Probably because the runtime is always the lowest common denominator. That being said, there are lots of tools e.g. written in Scala but then being used by Java, such as Akka or Spark. And the other way around of course.
It's one of many examples of 80/20 design in Go: 80% of functionality with 20% of complexity and cost.
Struct tags address an important scenario in an easy to use way.
But they don't try to address other scenarios, like annotations do. They are not function tags. They're not variable tags. They are not general purpose annotations. They are annotations for struct fields and struct fields only.
Are they are as powerful as annotations or macros? Of course not, not even close.
Are they as complex to implement, understand, use? Also not.
80/20 design. 80% of functionality at 20% of cost.
There's no free lunch here, and the compromises Go makes to achieve its outcomes have shown themselves to be error-prone in ways that were entirely predictable at design time.

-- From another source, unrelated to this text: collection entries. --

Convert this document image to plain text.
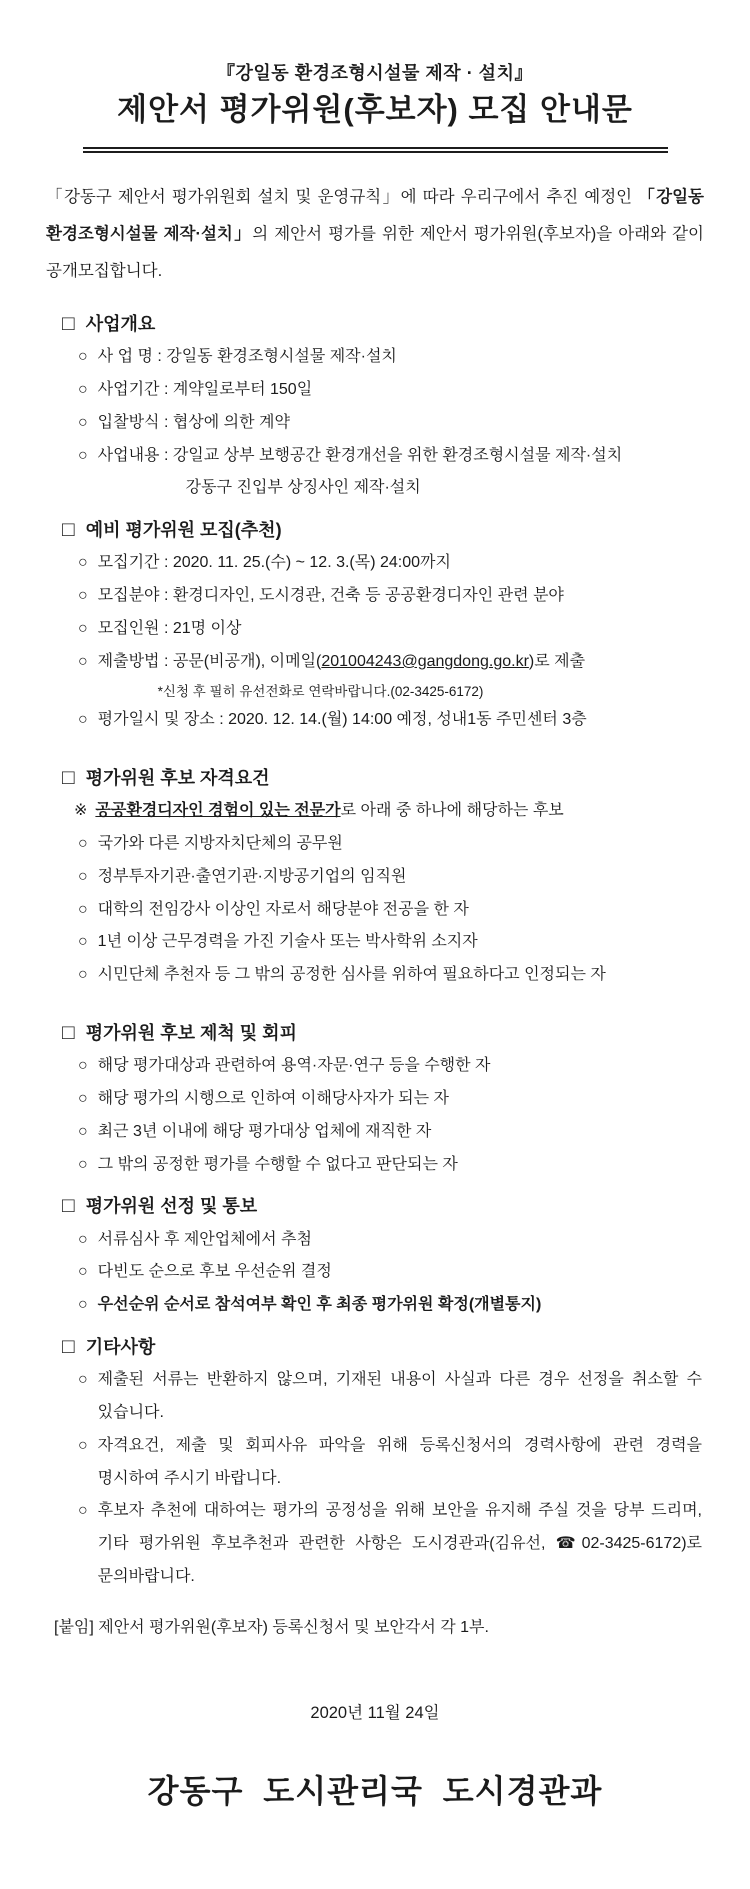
『강일동 환경조형시설물 제작 · 설치』
제안서 평가위원(후보자) 모집 안내문

「강동구 제안서 평가위원회 설치 및 운영규칙」에 따라 우리구에서 추진 예정인 「강일동 환경조형시설물 제작·설치」의 제안서 평가를 위한 제안서 평가위원(후보자)을 아래와 같이 공개모집합니다.

□ 사업개요
○ 사 업 명 : 강일동 환경조형시설물 제작·설치
○ 사업기간 : 계약일로부터 150일
○ 입찰방식 : 협상에 의한 계약
○ 사업내용 : 강일교 상부 보행공간 환경개선을 위한 환경조형시설물 제작·설치
강동구 진입부 상징사인 제작·설치
□ 예비 평가위원 모집(추천)
○ 모집기간 : 2020. 11. 25.(수) ~ 12. 3.(목) 24:00까지
○ 모집분야 : 환경디자인, 도시경관, 건축 등 공공환경디자인 관련 분야
○ 모집인원 : 21명 이상
○ 제출방법 : 공문(비공개), 이메일(201004243@gangdong.go.kr)로 제출
*신청 후 필히 유선전화로 연락바랍니다.(02-3425-6172)
○ 평가일시 및 장소 : 2020. 12. 14.(월) 14:00 예정, 성내1동 주민센터 3층
□ 평가위원 후보 자격요건
※ 공공환경디자인 경험이 있는 전문가로 아래 중 하나에 해당하는 후보
○ 국가와 다른 지방자치단체의 공무원
○ 정부투자기관·출연기관·지방공기업의 임직원
○ 대학의 전임강사 이상인 자로서 해당분야 전공을 한 자
○ 1년 이상 근무경력을 가진 기술사 또는 박사학위 소지자
○ 시민단체 추천자 등 그 밖의 공정한 심사를 위하여 필요하다고 인정되는 자
□ 평가위원 후보 제척 및 회피
○ 해당 평가대상과 관련하여 용역·자문·연구 등을 수행한 자
○ 해당 평가의 시행으로 인하여 이해당사자가 되는 자
○ 최근 3년 이내에 해당 평가대상 업체에 재직한 자
○ 그 밖의 공정한 평가를 수행할 수 없다고 판단되는 자
□ 평가위원 선정 및 통보
○ 서류심사 후 제안업체에서 추첨
○ 다빈도 순으로 후보 우선순위 결정
○ 우선순위 순서로 참석여부 확인 후 최종 평가위원 확정(개별통지)
□ 기타사항
○ 제출된 서류는 반환하지 않으며, 기재된 내용이 사실과 다른 경우 선정을 취소할 수 있습니다.
○ 자격요건, 제출 및 회피사유 파악을 위해 등록신청서의 경력사항에 관련 경력을 명시하여 주시기 바랍니다.
○ 후보자 추천에 대하여는 평가의 공정성을 위해 보안을 유지해 주실 것을 당부 드리며, 기타 평가위원 후보추천과 관련한 사항은 도시경관과(김유선, ☎02-3425-6172)로 문의바랍니다.
[붙임] 제안서 평가위원(후보자) 등록신청서 및 보안각서 각 1부.
2020년 11월 24일
강동구 도시관리국 도시경관과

It does occasionally, although I'll push back on the "often". Go's simplifications allow most of the codebase to be... well... simple.
This does come at the cost of some complexity on the edge cases. That's a trade off I'm perfectly willing to make. The weird parts being complex is something I'm willing to accept in exchange for the normal parts being simple, as opposed to constantly dealing with a higher amount of complexity to make the edge cases easier.
> There's no free lunch here
This I'll agree with as well. The lunch is not free, but it's very reasonably priced (like one of those hole in the wall restaurants that serves food way too good for what you pay for it).
> the compromises Go makes to achieve its outcomes have shown themselves to be error-prone in ways that were entirely predictable at design time.
I also agree here, although I see this as a benefit. The things that are error prone are clear enough that they can be seen at design time. There's no free lunch here either, something has to be error prone, and I like the trade offs that go has made on which parts are error prone. Adding significant complexity to reduce those error prone places has, in my experience, just increased the surface area of the error prone sections of other languages.
Could you make the case that some other spot in design space is a better trade-off? Absolutely, especially for a particular problem. But this spot seems to work really well for ~95% of things.
Exactly this.
Basically: have a complex compression algorithm? Yes, it's complex, but the resulting filesize (= program complexity) will be low.
If you use a very basic compression algorithm, it's easier the understand the algorithm, but the filesize will be much bigger.
It's a trade-off. However, as professionals, I think we should really strive to put time to properly learn the good complex compression algorithm once and then benefit for all the programs we write.
[insert Pike's Google young programmers quote here]
That's just not the philosophy of the language. The convention in Go is to be as obvious as possible, at the cost of more efficient designs. Some people like it, others don't. It bothers me, so I stopped using Go.
You can just not use them though - you can unmarshal to a map instead and select the keys you want, perform validation etc and then set the values.
Same when publishing - I prefer to have an explicit view which defines the keys exposed rather than than publishing all by default based on these poorly understood string keys attached to types.
Are you somehow under the impression that Go is unique in having a terse way to map fields to fields?
> It’s really quite novel once you understand it.
It's the opposite of novel, putting ad-hoc annotations in unstructured contexts is what people used to do before java 5.
This allows you to derive a safe parser from the structural data, and you can make said parser be really strict. See e.g., Wuffs or Langsec for examples of approaches here.
The accidental omitempty and - are a good example of the weirdness even if they might not cause problems in practice.